POLL MONITORS/POLL WATCHERS/CITIZEN OBSERVERS
The terms poll monitors, poll watchers and citizen observers are interchangeable, and they can be partisan or nonpartisan. Nonpartisan poll watchers are trained to monitor polling places and local elections offices that tally the votes, looking for irregularities or ways to improve the system. Partisan poll watchers are those who favor particular parties, candidates or ballot propositions and monitor voting places and local election offices to ensure fairness to their candidates or causes. Since the 2020 election, a handful of states passed laws limiting the restrictions that local election officials can place on poll watchers, giving them greater access to ballot counting and processing.
Distinct from poll monitors or observers, poll workers are the people — many times volunteers — manning voting locations on Election Day.
Called “challenge” or “affidavit” ballots in some states, provisional ballots are required by the federal Help America Vote Act of 2002 to ensure that voters’ choices aren’t discounted due to administrative error. Voters are given a provisional ballot when there is some uncertainty about their eligibility, like a name not appearing on voter rolls. In most places, provisional ballots are kept separate from other ballots until after the election, when an election board decides if the voter was indeed eligible, and therefore whether the vote should be counted.
AP calls winners of elections in the United States based on an analysis of the vote count, polling research and other data. An AP race call is not a projection; AP only makes race calls when it is determined that a trailing candidate has no path to overtake a leading candidate.
RANKED CHOICE VOTING
In this electoral system, voters rank their choice of candidate by ordered preference, with those rankings used to determine a winner in the event no candidate wins a majority of ballots on which they appear as voters’ first preference. If a candidate wins over 50% in the first round, it’s over. If not, round two starts with the candidate who got the fewest votes in the first round being eliminated. If the eliminated candidate was your vote then your next choice gets your vote in this round.
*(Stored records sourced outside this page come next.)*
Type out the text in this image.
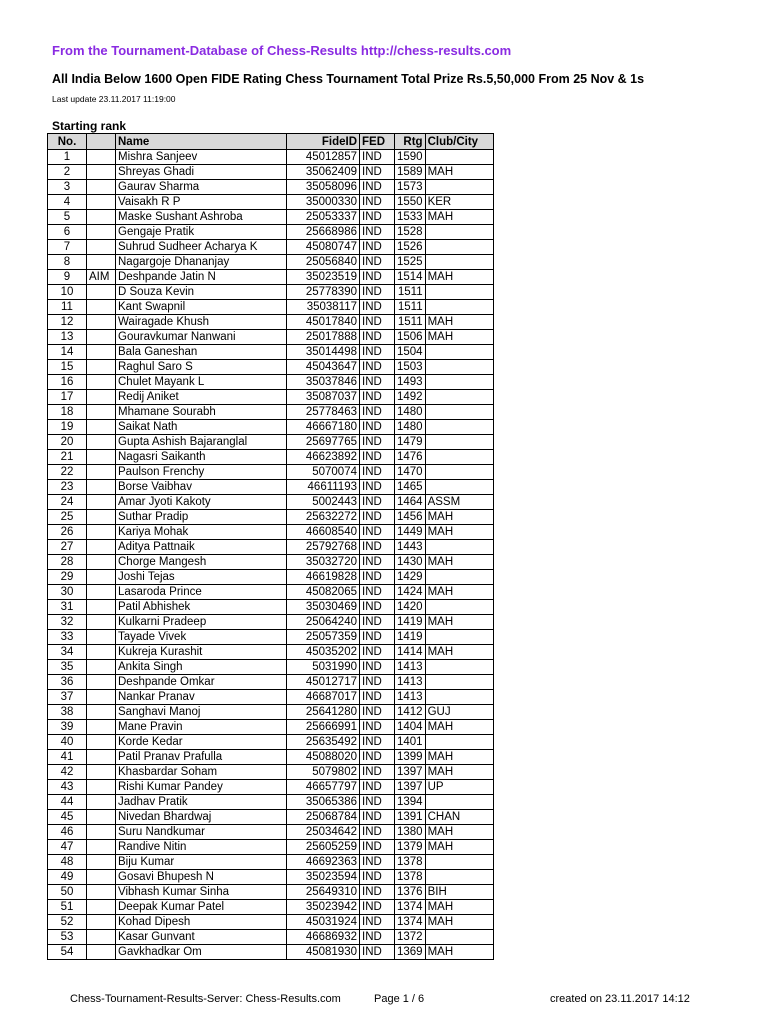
From the Tournament-Database of Chess-Results http://chess-results.com
All India Below 1600 Open FIDE Rating Chess Tournament Total Prize Rs.5,50,000 From 25 Nov & 1s
Last update 23.11.2017 11:19:00
Starting rank
No.		Name	FideID	FED	Rtg	Club/City
1		Mishra Sanjeev	45012857	IND	1590	
2		Shreyas Ghadi	35062409	IND	1589	MAH
3		Gaurav Sharma	35058096	IND	1573	
4		Vaisakh R P	35000330	IND	1550	KER
5		Maske Sushant Ashroba	25053337	IND	1533	MAH
6		Gengaje Pratik	25668986	IND	1528	
7		Suhrud Sudheer Acharya K	45080747	IND	1526	
8		Nagargoje Dhananjay	25056840	IND	1525	
9	AIM	Deshpande Jatin N	35023519	IND	1514	MAH
10		D Souza Kevin	25778390	IND	1511	
11		Kant Swapnil	35038117	IND	1511	
12		Wairagade Khush	45017840	IND	1511	MAH
13		Gouravkumar Nanwani	25017888	IND	1506	MAH
14		Bala Ganeshan	35014498	IND	1504	
15		Raghul Saro S	45043647	IND	1503	
16		Chulet Mayank L	35037846	IND	1493	
17		Redij Aniket	35087037	IND	1492	
18		Mhamane Sourabh	25778463	IND	1480	
19		Saikat Nath	46667180	IND	1480	
20		Gupta Ashish Bajaranglal	25697765	IND	1479	
21		Nagasri Saikanth	46623892	IND	1476	
22		Paulson Frenchy	5070074	IND	1470	
23		Borse Vaibhav	46611193	IND	1465	
24		Amar Jyoti Kakoty	5002443	IND	1464	ASSM
25		Suthar Pradip	25632272	IND	1456	MAH
26		Kariya Mohak	46608540	IND	1449	MAH
27		Aditya Pattnaik	25792768	IND	1443	
28		Chorge Mangesh	35032720	IND	1430	MAH
29		Joshi Tejas	46619828	IND	1429	
30		Lasaroda Prince	45082065	IND	1424	MAH
31		Patil Abhishek	35030469	IND	1420	
32		Kulkarni Pradeep	25064240	IND	1419	MAH
33		Tayade Vivek	25057359	IND	1419	
34		Kukreja Kurashit	45035202	IND	1414	MAH
35		Ankita Singh	5031990	IND	1413	
36		Deshpande Omkar	45012717	IND	1413	
37		Nankar Pranav	46687017	IND	1413	
38		Sanghavi Manoj	25641280	IND	1412	GUJ
39		Mane Pravin	25666991	IND	1404	MAH
40		Korde Kedar	25635492	IND	1401	
41		Patil Pranav Prafulla	45088020	IND	1399	MAH
42		Khasbardar Soham	5079802	IND	1397	MAH
43		Rishi Kumar Pandey	46657797	IND	1397	UP
44		Jadhav Pratik	35065386	IND	1394	
45		Nivedan Bhardwaj	25068784	IND	1391	CHAN
46		Suru Nandkumar	25034642	IND	1380	MAH
47		Randive Nitin	25605259	IND	1379	MAH
48		Biju Kumar	46692363	IND	1378	
49		Gosavi Bhupesh N	35023594	IND	1378	
50		Vibhash Kumar Sinha	25649310	IND	1376	BIH
51		Deepak Kumar Patel	35023942	IND	1374	MAH
52		Kohad Dipesh	45031924	IND	1374	MAH
53		Kasar Gunvant	46686932	IND	1372	
54		Gavkhadkar Om	45081930	IND	1369	MAH
Chess-Tournament-Results-Server: Chess-Results.com	Page 1 / 6	created on 23.11.2017 14:12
Only a handful of states use ranked-choice voting now, but its use is being debated in other places.
SPOILT BALLOT/BALLOT SPOILING
A ballot is considered spoiled when officials have deemed it invalid, for reasons deliberate or not, and therefore not to be included in vote totals. In some places, like Wisconsin, the rarely used practice of ballot spoiling has been challenged in court, in circumstances when a voter submits an absentee ballot, then voids the original ballot and votes again.
A requirement that a proposal or candidate gain a level of support that exceeds the threshold of a standard 50% plus 1 majority.
TOO EARLY TO CALL
Races in which the vote count is active and ongoing and a winner is not yet clear are “too early to call.” That includes races in which the vote count may take several days.
TOO CLOSE TO CALL
Races in which the vote count has reached its primary conclusion – all outstanding ballots save provisional and late-arriving absentee ballots have been counted – without a clear winner are “too close to call.” AP formally declares a race “too close to call” via our election reporting system and in our news report.